Why do I feel here, therefore, as I come on my human terms, such sanctuary and as if I am in the hands of an infinite mercy, a case of how things should be? Is such serenity, real or false, the goal of the same kind of direct prayer I scorn? If so, what’s the matter with me? Why do so many petty hatreds ignite in me when I know better?
I ran into a deer once in a forest grove like this, and for a moment we both just stood there, somewhat in awe of each other. Then, as an ancient god, he trotted off, his body rippling like a gale among sand dunes. I have never, ever felt that way in a human church. This was the kind of deer that hunters come calling for with their rifles and a day of sport on their minds.

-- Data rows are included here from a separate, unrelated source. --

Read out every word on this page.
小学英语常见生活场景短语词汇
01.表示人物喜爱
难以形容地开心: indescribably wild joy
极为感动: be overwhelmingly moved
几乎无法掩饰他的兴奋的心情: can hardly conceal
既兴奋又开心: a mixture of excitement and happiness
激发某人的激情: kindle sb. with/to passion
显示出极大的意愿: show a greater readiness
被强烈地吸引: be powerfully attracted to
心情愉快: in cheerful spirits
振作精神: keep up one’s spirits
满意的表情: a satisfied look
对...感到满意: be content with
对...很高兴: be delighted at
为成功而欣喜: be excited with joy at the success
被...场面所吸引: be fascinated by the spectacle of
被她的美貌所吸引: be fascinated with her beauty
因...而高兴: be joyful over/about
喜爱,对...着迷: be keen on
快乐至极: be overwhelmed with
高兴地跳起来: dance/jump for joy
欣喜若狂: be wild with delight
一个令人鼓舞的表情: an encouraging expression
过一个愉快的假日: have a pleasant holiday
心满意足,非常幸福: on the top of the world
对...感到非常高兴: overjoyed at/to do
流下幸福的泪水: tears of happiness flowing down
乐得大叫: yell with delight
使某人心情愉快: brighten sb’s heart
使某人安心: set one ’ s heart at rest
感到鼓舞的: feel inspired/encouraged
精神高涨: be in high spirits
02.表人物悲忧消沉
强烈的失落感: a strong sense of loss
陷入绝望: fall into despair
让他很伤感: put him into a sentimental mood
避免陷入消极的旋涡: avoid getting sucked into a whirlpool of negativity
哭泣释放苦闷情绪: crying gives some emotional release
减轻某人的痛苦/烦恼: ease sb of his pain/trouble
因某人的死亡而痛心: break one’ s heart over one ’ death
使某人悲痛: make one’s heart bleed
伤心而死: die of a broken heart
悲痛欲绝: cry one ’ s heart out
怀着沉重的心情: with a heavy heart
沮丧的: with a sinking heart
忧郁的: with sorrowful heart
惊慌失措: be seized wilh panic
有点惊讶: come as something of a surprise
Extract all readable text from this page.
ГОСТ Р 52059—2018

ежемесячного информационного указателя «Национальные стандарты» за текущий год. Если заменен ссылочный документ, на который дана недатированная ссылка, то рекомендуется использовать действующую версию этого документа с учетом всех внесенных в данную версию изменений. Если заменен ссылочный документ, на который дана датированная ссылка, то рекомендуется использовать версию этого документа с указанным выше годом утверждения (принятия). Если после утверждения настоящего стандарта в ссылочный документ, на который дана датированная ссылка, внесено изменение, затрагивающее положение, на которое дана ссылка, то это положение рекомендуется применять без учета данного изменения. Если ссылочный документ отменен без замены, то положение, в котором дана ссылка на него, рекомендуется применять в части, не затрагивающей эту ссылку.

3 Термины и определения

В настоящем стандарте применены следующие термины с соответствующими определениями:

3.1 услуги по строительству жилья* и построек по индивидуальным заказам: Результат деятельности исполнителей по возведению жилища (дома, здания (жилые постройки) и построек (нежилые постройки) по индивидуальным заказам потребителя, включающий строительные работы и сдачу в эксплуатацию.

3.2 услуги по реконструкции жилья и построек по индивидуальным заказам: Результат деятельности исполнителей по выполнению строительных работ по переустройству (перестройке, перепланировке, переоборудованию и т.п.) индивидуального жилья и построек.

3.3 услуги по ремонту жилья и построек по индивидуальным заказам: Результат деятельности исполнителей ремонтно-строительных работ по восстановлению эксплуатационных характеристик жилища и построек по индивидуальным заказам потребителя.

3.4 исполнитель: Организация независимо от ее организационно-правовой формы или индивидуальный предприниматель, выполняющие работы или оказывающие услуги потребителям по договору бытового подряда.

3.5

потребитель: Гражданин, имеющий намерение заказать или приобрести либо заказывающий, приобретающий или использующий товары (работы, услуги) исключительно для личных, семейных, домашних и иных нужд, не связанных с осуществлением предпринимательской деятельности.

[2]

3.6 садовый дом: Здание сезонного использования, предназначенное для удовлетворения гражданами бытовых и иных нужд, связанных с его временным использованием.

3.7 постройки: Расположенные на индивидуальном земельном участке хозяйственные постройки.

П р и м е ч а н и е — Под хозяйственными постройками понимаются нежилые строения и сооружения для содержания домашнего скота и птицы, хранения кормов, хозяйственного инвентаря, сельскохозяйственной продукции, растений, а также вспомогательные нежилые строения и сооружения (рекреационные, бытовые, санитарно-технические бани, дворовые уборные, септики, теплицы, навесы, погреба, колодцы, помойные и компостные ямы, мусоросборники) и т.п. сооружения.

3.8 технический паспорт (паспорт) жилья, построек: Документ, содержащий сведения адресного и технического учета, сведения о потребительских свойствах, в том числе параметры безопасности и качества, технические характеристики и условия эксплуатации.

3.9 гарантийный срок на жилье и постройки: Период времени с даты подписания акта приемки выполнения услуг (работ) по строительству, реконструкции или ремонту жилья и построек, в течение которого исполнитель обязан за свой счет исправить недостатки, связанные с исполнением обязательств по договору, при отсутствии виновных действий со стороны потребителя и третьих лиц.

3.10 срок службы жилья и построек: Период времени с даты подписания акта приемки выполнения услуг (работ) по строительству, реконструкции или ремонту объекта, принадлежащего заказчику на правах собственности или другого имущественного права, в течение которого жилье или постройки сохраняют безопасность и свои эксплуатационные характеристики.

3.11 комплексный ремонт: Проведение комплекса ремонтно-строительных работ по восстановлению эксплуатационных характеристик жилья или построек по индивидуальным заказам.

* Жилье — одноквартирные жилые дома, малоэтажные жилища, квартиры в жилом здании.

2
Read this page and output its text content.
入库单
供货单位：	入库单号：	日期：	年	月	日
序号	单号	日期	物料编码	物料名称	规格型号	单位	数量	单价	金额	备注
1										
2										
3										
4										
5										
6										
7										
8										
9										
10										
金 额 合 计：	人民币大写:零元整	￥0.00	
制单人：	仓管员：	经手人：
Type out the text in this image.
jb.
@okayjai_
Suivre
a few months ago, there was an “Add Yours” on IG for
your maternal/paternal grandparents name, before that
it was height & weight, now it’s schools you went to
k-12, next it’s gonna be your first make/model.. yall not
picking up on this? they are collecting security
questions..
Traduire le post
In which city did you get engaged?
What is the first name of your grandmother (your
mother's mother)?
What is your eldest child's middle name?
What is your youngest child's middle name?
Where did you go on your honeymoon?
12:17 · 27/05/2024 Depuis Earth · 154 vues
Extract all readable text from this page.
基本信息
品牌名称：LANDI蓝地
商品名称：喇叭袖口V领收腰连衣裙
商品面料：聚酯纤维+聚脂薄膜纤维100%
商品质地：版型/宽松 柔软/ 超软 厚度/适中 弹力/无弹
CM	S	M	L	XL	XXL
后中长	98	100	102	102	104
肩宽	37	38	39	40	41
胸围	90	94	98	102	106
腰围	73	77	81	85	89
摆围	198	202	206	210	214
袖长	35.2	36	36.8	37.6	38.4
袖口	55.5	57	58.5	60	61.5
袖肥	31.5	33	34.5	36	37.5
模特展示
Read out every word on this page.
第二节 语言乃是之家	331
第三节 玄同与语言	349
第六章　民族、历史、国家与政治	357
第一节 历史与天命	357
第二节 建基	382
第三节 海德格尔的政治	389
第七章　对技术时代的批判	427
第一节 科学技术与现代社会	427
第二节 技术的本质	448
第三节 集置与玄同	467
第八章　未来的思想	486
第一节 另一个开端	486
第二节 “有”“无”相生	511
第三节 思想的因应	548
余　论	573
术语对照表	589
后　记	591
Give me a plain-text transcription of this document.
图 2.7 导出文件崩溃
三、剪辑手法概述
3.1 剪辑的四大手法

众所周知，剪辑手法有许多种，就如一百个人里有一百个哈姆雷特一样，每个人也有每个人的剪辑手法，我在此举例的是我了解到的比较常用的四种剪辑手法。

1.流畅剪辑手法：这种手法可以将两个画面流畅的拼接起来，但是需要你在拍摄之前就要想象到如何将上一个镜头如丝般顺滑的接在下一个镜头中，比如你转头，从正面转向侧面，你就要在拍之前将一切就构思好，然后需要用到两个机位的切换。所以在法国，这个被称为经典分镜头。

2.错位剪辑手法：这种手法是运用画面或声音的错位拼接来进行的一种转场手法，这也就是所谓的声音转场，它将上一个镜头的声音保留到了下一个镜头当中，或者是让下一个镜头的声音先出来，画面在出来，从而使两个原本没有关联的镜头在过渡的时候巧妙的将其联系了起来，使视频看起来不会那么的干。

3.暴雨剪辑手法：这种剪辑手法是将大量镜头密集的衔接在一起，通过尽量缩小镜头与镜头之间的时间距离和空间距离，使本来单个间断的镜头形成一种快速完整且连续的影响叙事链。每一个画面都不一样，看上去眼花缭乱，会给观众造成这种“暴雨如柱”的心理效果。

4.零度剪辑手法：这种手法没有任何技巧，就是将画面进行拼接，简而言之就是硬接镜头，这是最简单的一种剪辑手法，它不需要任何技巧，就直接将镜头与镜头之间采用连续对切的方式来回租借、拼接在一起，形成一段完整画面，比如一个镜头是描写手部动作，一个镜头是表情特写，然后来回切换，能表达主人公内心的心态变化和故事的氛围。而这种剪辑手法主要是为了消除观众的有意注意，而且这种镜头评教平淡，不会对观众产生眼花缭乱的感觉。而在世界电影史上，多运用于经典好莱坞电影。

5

For all my bluster, I am not past the point of gratefully drinking in the grace of silence – I who can never shut up. Wondering what the gift is. Wondering why I don’t have it. I am reminded of the poem by the guy in the hammock on Duffy’s farm in Minnesota who watched the animals, remnants and droppings of the same, and birds as they went winging methodically across the evening skies, and said he had wasted his life.
They knew what to do. He didn’t. I don’t. It’s that simple.
When I am away from other human beings, I discover what God there is. I don’t have to feel frightened and ashamed, and it’s because the leaves and the insects do not judge me. Yes, the things of people flutter through my mind, but they are buried in the air and can not get out to injure me. It’s like something that you can’t quite remember that seemed important once. But who and what and when and where?
In other places, I still listen to old human songs and gaze at the enigmas within paintings in the museums (as seen online nowadays). Hopper’s empty staircase in a small apartment building in Paris long ago, for example. Wondering who might be waiting in the room behind that dark door at the top of the stair. Ah, the rainy streets outside; the rush of human hearts in the hush of twilight.
I think, I guess, the best prayers are those that sparkle in the mind and then get lost. Piano keys of brightness in dead lobbies. A blink of an eye in a dark street. Trains in the night, torrents throbbing at the window, a barking dog, the all night radio playing softly, wine in the brain, the eyes closing. All of those ‘poetic’ things that entice you to a rest you have every right to imagine waking up from. For when you go to sleep it’s the end of the world. Then the world comes back.
I remember edging out of a forest long ago, and hearing something splashing in a fledgling little lake pond not far away, wet by mercy of the fickle rain. I thought it must be some crazy animal and naturally my first impulse was fear.
To my astonishment it was two very fat, very naked, young people (once upon a time their flab would have seemed a sin against youth), a man and a woman, playing in the waters. They were utterly oblivious to everything else but each other and did not seem the slightest bit distressed by or even conscious of the rolls of their own lard that bobbed and flounced on the surface of the water. Nor were their faintly piglike faces, as fat people sometimes develop, a matter of concern.
So I guess I was the only one in the metro watching them that day. And, as I slipped away, careful to blend my footsteps in with the marching chirp of the birds so as to remain forever invisible, the thought came to my mind that here their intimacy did not disgust me.
In fact, I said a prayer, something to the effect that I hoped they were, and would be, happy.